In the coming months we will be providing detailed recommendations for end of financial year superannuation and tax planning strategies. As expected, the tax reform proposed by a potential Labor Government is creating a great deal of uncertainty, however, our advice remains that investors should not make any major changes based on these proposed changes. This is for several reasons, firstly, the Federal Election is now looking closer than many expected and secondly, the independent parties who will form the Senate have generally been at odds with the franking credit and negative gearing proposals.
There are also concerns regarding the introduction of a flat tax rate of 30% for income generated by a family trust, reducing the ability to distribute income between family members. Again, action should only be taken if this legislation is passed, rather than proactively given the likely capital gains or other tax implications of doing so. Family trusts will remain the second most tax effective entity behind superannuation, particularly following the introduction of the $1.6m superannuation cap, and more so for those earning over $90,000 where the marginal tax rate hits 37%.
As the 30th of June approaches, we suggest all SMSF trustees and superannuants take a closer look at the following:
The contribution limits remain the same as 2018, with every Australian able to make just $25,000 in concessional or pre-tax contributions (including salary sacrifice, Super Guarantee and self-made contributions). For anyone earnings in excess of $18,200 (the tax-free threshold) concessional contributions, taxed at 15% within your super fund, represents a great tax saving opportunity.

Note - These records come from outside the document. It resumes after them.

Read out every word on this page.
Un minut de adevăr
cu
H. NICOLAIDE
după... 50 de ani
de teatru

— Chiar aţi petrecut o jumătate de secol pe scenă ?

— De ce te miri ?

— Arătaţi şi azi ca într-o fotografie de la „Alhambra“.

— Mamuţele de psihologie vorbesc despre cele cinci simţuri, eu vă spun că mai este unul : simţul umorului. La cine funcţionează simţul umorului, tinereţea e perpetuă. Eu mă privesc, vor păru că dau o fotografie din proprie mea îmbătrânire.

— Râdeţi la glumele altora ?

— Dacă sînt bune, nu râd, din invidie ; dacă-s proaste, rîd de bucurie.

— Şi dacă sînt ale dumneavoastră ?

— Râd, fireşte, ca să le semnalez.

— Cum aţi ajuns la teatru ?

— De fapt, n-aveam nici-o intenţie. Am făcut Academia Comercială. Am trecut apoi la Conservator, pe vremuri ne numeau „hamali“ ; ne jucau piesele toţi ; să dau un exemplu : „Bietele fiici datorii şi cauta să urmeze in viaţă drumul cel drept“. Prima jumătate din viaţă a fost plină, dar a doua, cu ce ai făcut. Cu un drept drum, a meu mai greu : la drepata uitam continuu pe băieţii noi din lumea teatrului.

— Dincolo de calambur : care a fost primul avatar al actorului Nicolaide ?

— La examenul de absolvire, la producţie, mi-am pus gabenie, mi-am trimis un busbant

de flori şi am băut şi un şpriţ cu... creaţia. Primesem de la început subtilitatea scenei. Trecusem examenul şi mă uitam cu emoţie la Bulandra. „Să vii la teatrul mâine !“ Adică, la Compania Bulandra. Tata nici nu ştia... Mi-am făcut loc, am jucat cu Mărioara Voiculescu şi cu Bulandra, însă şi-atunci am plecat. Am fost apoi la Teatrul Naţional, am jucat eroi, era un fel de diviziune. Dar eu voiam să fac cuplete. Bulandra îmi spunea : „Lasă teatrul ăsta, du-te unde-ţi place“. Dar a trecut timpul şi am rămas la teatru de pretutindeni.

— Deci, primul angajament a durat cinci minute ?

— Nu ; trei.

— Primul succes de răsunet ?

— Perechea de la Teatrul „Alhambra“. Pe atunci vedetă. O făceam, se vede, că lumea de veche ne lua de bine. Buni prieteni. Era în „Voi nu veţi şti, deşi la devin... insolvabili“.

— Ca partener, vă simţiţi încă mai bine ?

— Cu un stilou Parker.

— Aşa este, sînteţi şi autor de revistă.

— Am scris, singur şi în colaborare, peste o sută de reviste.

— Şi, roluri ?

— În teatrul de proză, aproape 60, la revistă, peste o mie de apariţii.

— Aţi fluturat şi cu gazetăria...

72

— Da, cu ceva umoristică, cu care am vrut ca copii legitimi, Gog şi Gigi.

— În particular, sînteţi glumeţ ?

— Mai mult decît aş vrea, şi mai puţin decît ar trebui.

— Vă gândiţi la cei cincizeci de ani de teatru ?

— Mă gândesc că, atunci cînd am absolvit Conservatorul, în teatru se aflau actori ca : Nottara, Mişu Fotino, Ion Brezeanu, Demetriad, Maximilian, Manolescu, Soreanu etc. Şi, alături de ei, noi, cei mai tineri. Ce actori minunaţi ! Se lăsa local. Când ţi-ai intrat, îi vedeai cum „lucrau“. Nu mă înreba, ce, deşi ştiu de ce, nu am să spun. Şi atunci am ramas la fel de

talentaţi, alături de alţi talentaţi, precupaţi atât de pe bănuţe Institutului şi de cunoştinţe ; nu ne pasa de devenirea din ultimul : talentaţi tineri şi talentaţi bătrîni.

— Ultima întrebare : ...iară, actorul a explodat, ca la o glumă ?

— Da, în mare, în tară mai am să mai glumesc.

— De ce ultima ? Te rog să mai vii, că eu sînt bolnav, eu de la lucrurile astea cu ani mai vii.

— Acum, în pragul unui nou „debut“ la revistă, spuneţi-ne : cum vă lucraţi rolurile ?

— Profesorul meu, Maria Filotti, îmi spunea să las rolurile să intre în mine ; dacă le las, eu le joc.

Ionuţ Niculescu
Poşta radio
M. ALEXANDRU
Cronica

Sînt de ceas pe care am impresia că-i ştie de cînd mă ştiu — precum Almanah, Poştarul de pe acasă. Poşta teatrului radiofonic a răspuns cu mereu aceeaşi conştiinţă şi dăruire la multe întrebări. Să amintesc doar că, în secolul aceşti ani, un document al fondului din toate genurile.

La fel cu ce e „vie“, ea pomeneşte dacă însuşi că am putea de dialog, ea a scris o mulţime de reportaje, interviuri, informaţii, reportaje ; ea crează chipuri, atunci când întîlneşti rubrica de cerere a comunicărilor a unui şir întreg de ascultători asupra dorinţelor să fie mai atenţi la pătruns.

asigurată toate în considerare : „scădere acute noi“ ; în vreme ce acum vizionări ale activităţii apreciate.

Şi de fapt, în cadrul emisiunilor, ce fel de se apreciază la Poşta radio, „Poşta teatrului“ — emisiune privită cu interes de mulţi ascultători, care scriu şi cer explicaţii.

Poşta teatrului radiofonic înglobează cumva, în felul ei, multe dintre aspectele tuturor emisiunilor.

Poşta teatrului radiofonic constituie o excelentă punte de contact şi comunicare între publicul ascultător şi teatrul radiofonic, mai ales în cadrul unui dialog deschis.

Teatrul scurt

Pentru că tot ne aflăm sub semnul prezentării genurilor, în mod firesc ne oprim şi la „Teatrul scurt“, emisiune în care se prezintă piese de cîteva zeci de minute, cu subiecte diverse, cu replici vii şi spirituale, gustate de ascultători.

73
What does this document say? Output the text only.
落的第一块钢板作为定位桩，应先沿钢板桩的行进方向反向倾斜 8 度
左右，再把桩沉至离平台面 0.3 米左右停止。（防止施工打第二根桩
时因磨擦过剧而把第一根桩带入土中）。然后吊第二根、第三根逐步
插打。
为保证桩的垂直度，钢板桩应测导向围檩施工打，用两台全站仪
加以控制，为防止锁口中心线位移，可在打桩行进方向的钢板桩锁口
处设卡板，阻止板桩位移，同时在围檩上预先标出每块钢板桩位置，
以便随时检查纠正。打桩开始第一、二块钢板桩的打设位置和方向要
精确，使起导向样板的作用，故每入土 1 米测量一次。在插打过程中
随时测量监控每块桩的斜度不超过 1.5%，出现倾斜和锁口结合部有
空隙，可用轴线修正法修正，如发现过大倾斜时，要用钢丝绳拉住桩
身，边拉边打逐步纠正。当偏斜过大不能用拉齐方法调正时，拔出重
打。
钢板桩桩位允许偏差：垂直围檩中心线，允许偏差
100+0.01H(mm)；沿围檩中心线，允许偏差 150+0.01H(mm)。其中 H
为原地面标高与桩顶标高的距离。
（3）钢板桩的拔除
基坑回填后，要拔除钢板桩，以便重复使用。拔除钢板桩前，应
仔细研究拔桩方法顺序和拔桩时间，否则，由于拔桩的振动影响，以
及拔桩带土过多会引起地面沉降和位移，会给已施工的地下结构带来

Australian’s are also eligible to contribute up to $100,000 in non-concessional of after-tax contributions that are not taxed upon entry to your
super fund. For those nearing 65 years of age, the bring-forward rule, allowing you to contribute $300,000 in a single year, may be worth considering. However, given the Coalition proposals to increase the age at which the work test must be met to 66 and 67 in future years, it may be best holding off on utilising the bring-forward rule until after the election, particularly if you are currently 64.
In return for the tax exemption provided on both the income and capitals of investments held in the pension phase of superannuation (now capped at $1.6m) you are required to draw a minimum amount of your balance each year. The minimum annual drawdown runs across the financial year and is applied to the value of your pension balance on 30 June 2018 for the current financial year as shown in the table below. It is imperative that the minimum is drawn, otherwise your fund may be deemed to be in accumulation phase and taxed applied at the normal rate of 15%.
It’s important to note for those with balances over $1.6m, that the minimum drawdowns will be lower following the introduction of this cap, and also that your balanced can and will likely exceed $1.6m due to the application of earnings, meaning the minimum pension may be higher than the previous year.
|65 – 74||5%|
|75 – 79||6%|
|80 – 84||7%|
|85 – 89||9%|
|90 – 94||11%|
With most SMSF tax returns now completed and lodged, it’s an opportunity to make sure you have your estate planning strategy in place and to confirm that any binding nominations, which direct your superannuation benefits to your beneficiaries are up to date and valid. Superannuation remains a non-estate asset, as a result, its payment is controlled by the trustees of the super fund, with a binding death nomination the simplest way to have certainty that it will either be paid directly to your beneficiaries or to your estate. It’s important to ensure any nomination is witnessed by independent people.
As with the binding nomination and estate planning review, it’s also an opportune time to take stock of the fees you are paying for the completion of your tax return. Technology has greatly improved particularly in the SMSF sector, which the most anyone should be paying for a SMSF tax return being $2,000 to $2,500 per year. If you are paying more than this, it’s worth discussing with your accountant to work out if there is any way this service can be simplified and achieved at a lower cost.
As a non-strategic opportunity, we suggest investors look across their portfolios at this time of year and considering whether they should be making adjustments to their current portfolios. Our approach is the reverse of many, in that we generally recommend cutting back and taking profits on winners, and increasing the losers, where they offer substantial value.